3 years ago

Risk of incident liver disease in patients with psoriasis, psoriatic arthritis, and rheumatoid arthritis: a population-based study.

Megan H Noe, Joel M Gelfand, Rotonya M Carr, Zelma C Chiesa Fuxench, Alexis Ogdie, Junko Takeshita, Daniel Shin, Sungat K Grewal
Relatively little is known about the risk for incident liver disease in psoriasis (PsO), psoriatic arthritis (PsA), and rheumatoid arthritis (RA). We performed a cohort study among patients with PsO, PsA, or RA and matched controls in The Health Improvement Network from 1994-2014. Outcomes of interest were any liver disease, non-alcoholic fatty liver disease (NAFLD), and cirrhosis (any etiology).
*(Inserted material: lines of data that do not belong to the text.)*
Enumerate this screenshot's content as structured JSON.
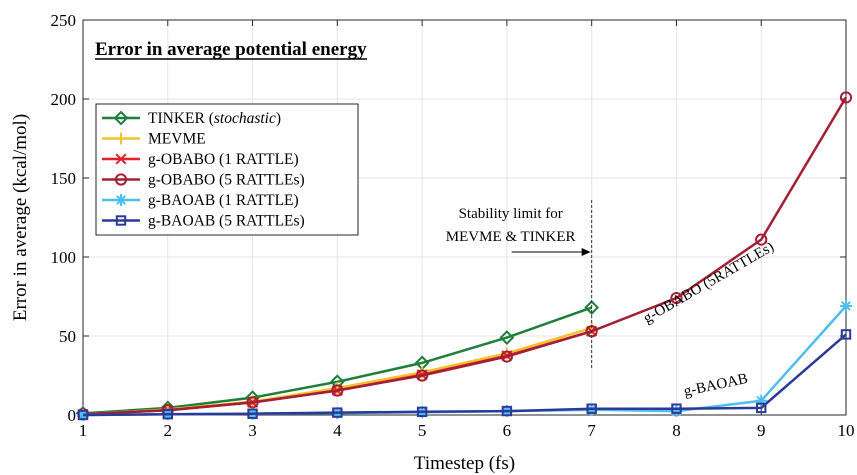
{
  "chart_data": {
    "type": "line",
    "title": "Error in average potential energy",
    "xlabel": "Timestep (fs)",
    "ylabel": "Error in average (kcal/mol)",
    "xlim": [
      1,
      10
    ],
    "ylim": [
      0,
      250
    ],
    "xticks": [
      1,
      2,
      3,
      4,
      5,
      6,
      7,
      8,
      9,
      10
    ],
    "yticks": [
      0,
      50,
      100,
      150,
      200,
      250
    ],
    "grid": true,
    "legend_position": "top-left",
    "series": [
      {
        "name": "TINKER (stochastic)",
        "name_plain": "TINKER (",
        "name_italic": "stochastic",
        "name_close": ")",
        "color": "#1e7f3a",
        "marker": "diamond",
        "x": [
          1,
          2,
          3,
          4,
          5,
          6,
          7
        ],
        "y": [
          1,
          4.5,
          11,
          21,
          33,
          49,
          68
        ]
      },
      {
        "name": "MEVME",
        "color": "#f2c12e",
        "marker": "plus",
        "x": [
          1,
          2,
          3,
          4,
          5,
          6,
          7
        ],
        "y": [
          0.5,
          3.5,
          8.5,
          17,
          27,
          39,
          55
        ]
      },
      {
        "name": "g-OBABO (1 RATTLE)",
        "color": "#e8202a",
        "marker": "x",
        "x": [
          1,
          2,
          3,
          4,
          5,
          6,
          7
        ],
        "y": [
          0.5,
          3,
          8,
          15.5,
          25.5,
          37.5,
          53
        ]
      },
      {
        "name": "g-OBABO (5 RATTLEs)",
        "color": "#a31f34",
        "marker": "circle",
        "x": [
          1,
          2,
          3,
          4,
          5,
          6,
          7,
          8,
          9,
          10
        ],
        "y": [
          0.5,
          3,
          8,
          15.5,
          25,
          37,
          53,
          74,
          111,
          201
        ]
      },
      {
        "name": "g-BAOAB (1 RATTLE)",
        "color": "#4dbeee",
        "marker": "asterisk",
        "x": [
          1,
          2,
          3,
          4,
          5,
          6,
          7,
          8,
          9,
          10
        ],
        "y": [
          0,
          0.5,
          0.8,
          1.2,
          1.8,
          2.5,
          3.3,
          2.5,
          9,
          69
        ]
      },
      {
        "name": "g-BAOAB (5 RATTLEs)",
        "color": "#2b3a99",
        "marker": "square",
        "x": [
          1,
          2,
          3,
          4,
          5,
          6,
          7,
          8,
          9,
          10
        ],
        "y": [
          0,
          0.5,
          0.8,
          1.5,
          2,
          2.5,
          4,
          4,
          4.5,
          51
        ]
      }
    ],
    "annotations": {
      "stability_line1": "Stability limit for",
      "stability_line2": "MEVME & TINKER",
      "stability_x": 7,
      "obabo_label": "g-OBABO (5RATTLEs)",
      "baoab_label": "g-BAOAB"
    }
  }
}
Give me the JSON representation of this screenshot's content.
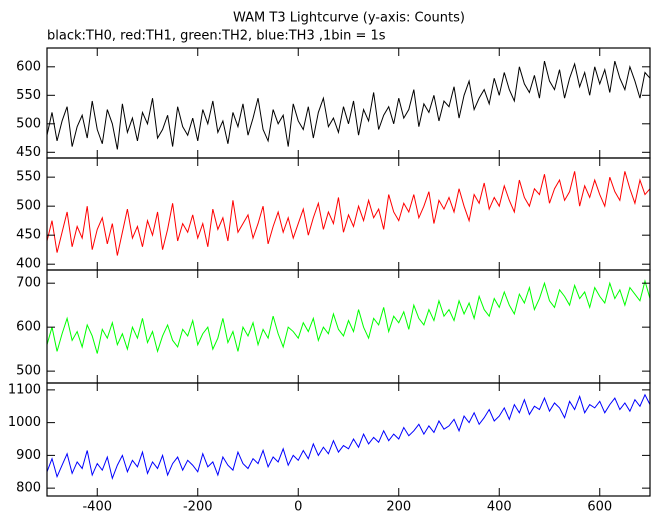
{
  "chart_data": {
    "type": "line",
    "title": "WAM T3 Lightcurve (y-axis: Counts)",
    "subtitle": "black:TH0, red:TH1, green:TH2, blue:TH3 ,1bin = 1s",
    "x": [
      -500,
      -490,
      -480,
      -470,
      -460,
      -450,
      -440,
      -430,
      -420,
      -410,
      -400,
      -390,
      -380,
      -370,
      -360,
      -350,
      -340,
      -330,
      -320,
      -310,
      -300,
      -290,
      -280,
      -270,
      -260,
      -250,
      -240,
      -230,
      -220,
      -210,
      -200,
      -190,
      -180,
      -170,
      -160,
      -150,
      -140,
      -130,
      -120,
      -110,
      -100,
      -90,
      -80,
      -70,
      -60,
      -50,
      -40,
      -30,
      -20,
      -10,
      0,
      10,
      20,
      30,
      40,
      50,
      60,
      70,
      80,
      90,
      100,
      110,
      120,
      130,
      140,
      150,
      160,
      170,
      180,
      190,
      200,
      210,
      220,
      230,
      240,
      250,
      260,
      270,
      280,
      290,
      300,
      310,
      320,
      330,
      340,
      350,
      360,
      370,
      380,
      390,
      400,
      410,
      420,
      430,
      440,
      450,
      460,
      470,
      480,
      490,
      500,
      510,
      520,
      530,
      540,
      550,
      560,
      570,
      580,
      590,
      600,
      610,
      620,
      630,
      640,
      650,
      660,
      670,
      680,
      690,
      700
    ],
    "xlim": [
      -500,
      700
    ],
    "xticks": [
      -400,
      -200,
      0,
      200,
      400,
      600
    ],
    "panels": [
      {
        "color": "#000000",
        "ylim": [
          440,
          633
        ],
        "yticks": [
          450,
          500,
          550,
          600
        ],
        "values": [
          480,
          520,
          470,
          505,
          530,
          460,
          495,
          515,
          475,
          540,
          490,
          465,
          525,
          500,
          455,
          535,
          485,
          510,
          470,
          520,
          500,
          545,
          475,
          490,
          515,
          460,
          530,
          495,
          480,
          510,
          470,
          525,
          500,
          540,
          485,
          505,
          465,
          520,
          495,
          535,
          480,
          510,
          545,
          490,
          470,
          525,
          500,
          515,
          460,
          535,
          505,
          490,
          530,
          475,
          520,
          545,
          495,
          510,
          485,
          530,
          500,
          540,
          480,
          525,
          505,
          555,
          490,
          515,
          530,
          500,
          545,
          510,
          525,
          560,
          495,
          535,
          520,
          550,
          505,
          540,
          530,
          565,
          510,
          550,
          575,
          525,
          545,
          560,
          535,
          580,
          550,
          590,
          560,
          540,
          600,
          570,
          555,
          585,
          545,
          610,
          575,
          560,
          595,
          545,
          580,
          605,
          565,
          590,
          550,
          600,
          570,
          595,
          555,
          610,
          580,
          560,
          600,
          575,
          545,
          590,
          580
        ]
      },
      {
        "color": "#ff0000",
        "ylim": [
          390,
          583
        ],
        "yticks": [
          400,
          450,
          500,
          550
        ],
        "values": [
          440,
          475,
          420,
          455,
          490,
          430,
          465,
          445,
          500,
          425,
          460,
          480,
          435,
          470,
          415,
          455,
          495,
          445,
          465,
          430,
          475,
          450,
          490,
          425,
          460,
          505,
          440,
          470,
          455,
          485,
          445,
          470,
          430,
          495,
          460,
          480,
          440,
          510,
          455,
          470,
          485,
          445,
          470,
          500,
          435,
          465,
          490,
          455,
          480,
          445,
          470,
          495,
          450,
          480,
          505,
          460,
          490,
          470,
          515,
          455,
          485,
          465,
          500,
          475,
          510,
          480,
          495,
          460,
          520,
          490,
          475,
          505,
          490,
          520,
          480,
          500,
          525,
          470,
          510,
          495,
          515,
          490,
          530,
          500,
          475,
          520,
          505,
          540,
          495,
          515,
          500,
          535,
          510,
          490,
          545,
          515,
          500,
          530,
          520,
          555,
          505,
          530,
          545,
          510,
          525,
          560,
          500,
          535,
          515,
          545,
          520,
          500,
          550,
          525,
          510,
          560,
          530,
          505,
          545,
          520,
          530
        ]
      },
      {
        "color": "#00ff00",
        "ylim": [
          473,
          730
        ],
        "yticks": [
          500,
          600,
          700
        ],
        "values": [
          560,
          600,
          545,
          585,
          620,
          570,
          590,
          555,
          605,
          580,
          540,
          595,
          575,
          610,
          560,
          585,
          550,
          600,
          575,
          620,
          565,
          590,
          545,
          580,
          605,
          570,
          555,
          595,
          580,
          615,
          560,
          585,
          600,
          550,
          575,
          620,
          565,
          590,
          545,
          600,
          580,
          610,
          560,
          595,
          575,
          625,
          585,
          555,
          600,
          590,
          575,
          610,
          590,
          620,
          570,
          600,
          585,
          630,
          595,
          580,
          615,
          590,
          640,
          600,
          575,
          620,
          605,
          645,
          590,
          625,
          610,
          635,
          595,
          650,
          620,
          605,
          640,
          615,
          660,
          625,
          640,
          615,
          660,
          630,
          655,
          620,
          670,
          640,
          625,
          665,
          645,
          680,
          650,
          630,
          675,
          655,
          690,
          640,
          665,
          700,
          660,
          645,
          685,
          670,
          650,
          695,
          665,
          680,
          645,
          690,
          670,
          655,
          700,
          665,
          685,
          650,
          690,
          675,
          660,
          705,
          665
        ]
      },
      {
        "color": "#0000ff",
        "ylim": [
          776,
          1121
        ],
        "yticks": [
          800,
          900,
          1000,
          1100
        ],
        "values": [
          850,
          890,
          835,
          870,
          905,
          845,
          880,
          860,
          915,
          840,
          875,
          855,
          895,
          830,
          870,
          900,
          850,
          885,
          865,
          910,
          845,
          880,
          860,
          900,
          840,
          875,
          895,
          855,
          885,
          870,
          850,
          905,
          865,
          880,
          840,
          895,
          870,
          855,
          910,
          875,
          860,
          890,
          875,
          915,
          865,
          895,
          880,
          920,
          870,
          900,
          885,
          915,
          890,
          935,
          900,
          925,
          905,
          945,
          910,
          930,
          920,
          950,
          925,
          965,
          935,
          955,
          940,
          975,
          945,
          965,
          950,
          985,
          960,
          975,
          995,
          965,
          990,
          970,
          1005,
          980,
          990,
          1010,
          975,
          1020,
          1000,
          1030,
          995,
          1015,
          1040,
          1005,
          1020,
          1045,
          1010,
          1055,
          1030,
          1070,
          1025,
          1050,
          1040,
          1075,
          1035,
          1060,
          1045,
          1015,
          1065,
          1040,
          1080,
          1030,
          1055,
          1045,
          1065,
          1030,
          1055,
          1075,
          1040,
          1060,
          1035,
          1070,
          1050,
          1085,
          1055
        ]
      }
    ]
  }
}
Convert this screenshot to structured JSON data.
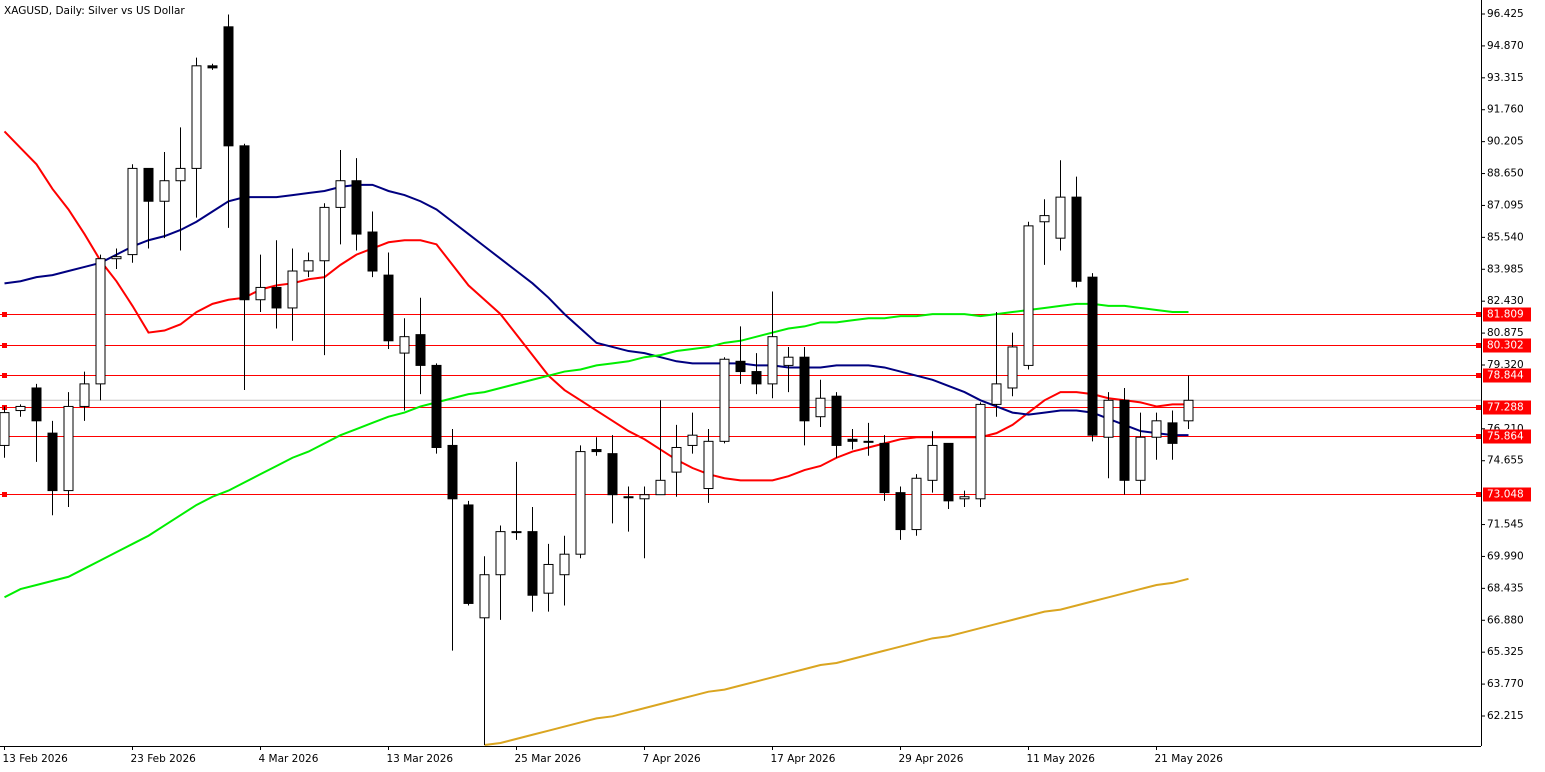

Among patients with psoriasis (N=197,130), PsA (N=12,308), RA (N=54,251), and matched controls (N=1,279,754), the adjusted hazard ratios for any liver disease were elevated among patients with PsO (without systemic therapy HR 1.37; with systemic therapy/ST 1.97), PsA (without ST 1.38; with ST 1.67) and RA without a ST (1.49) but not elevated in RA patients prescribed a ST (0.96). Incident NAFLD was highest in patients with PsO prescribed a ST (2.23) and PsA with a ST (2.11). Risk of cirrhosis was highest among patients with PsO with an ST (2.62) and PsA without a ST (3.15). Additionally, the prevalence of liver disease and cirrhosis increased in a stepwise fashion with increasing body surface area affected by PsO (p for trend <0.001). More so than RA, PsO and PsA are associated with liver disease, particularly NAFLD and cirrhosis, and this was true even among patients without systemic therapy exposure.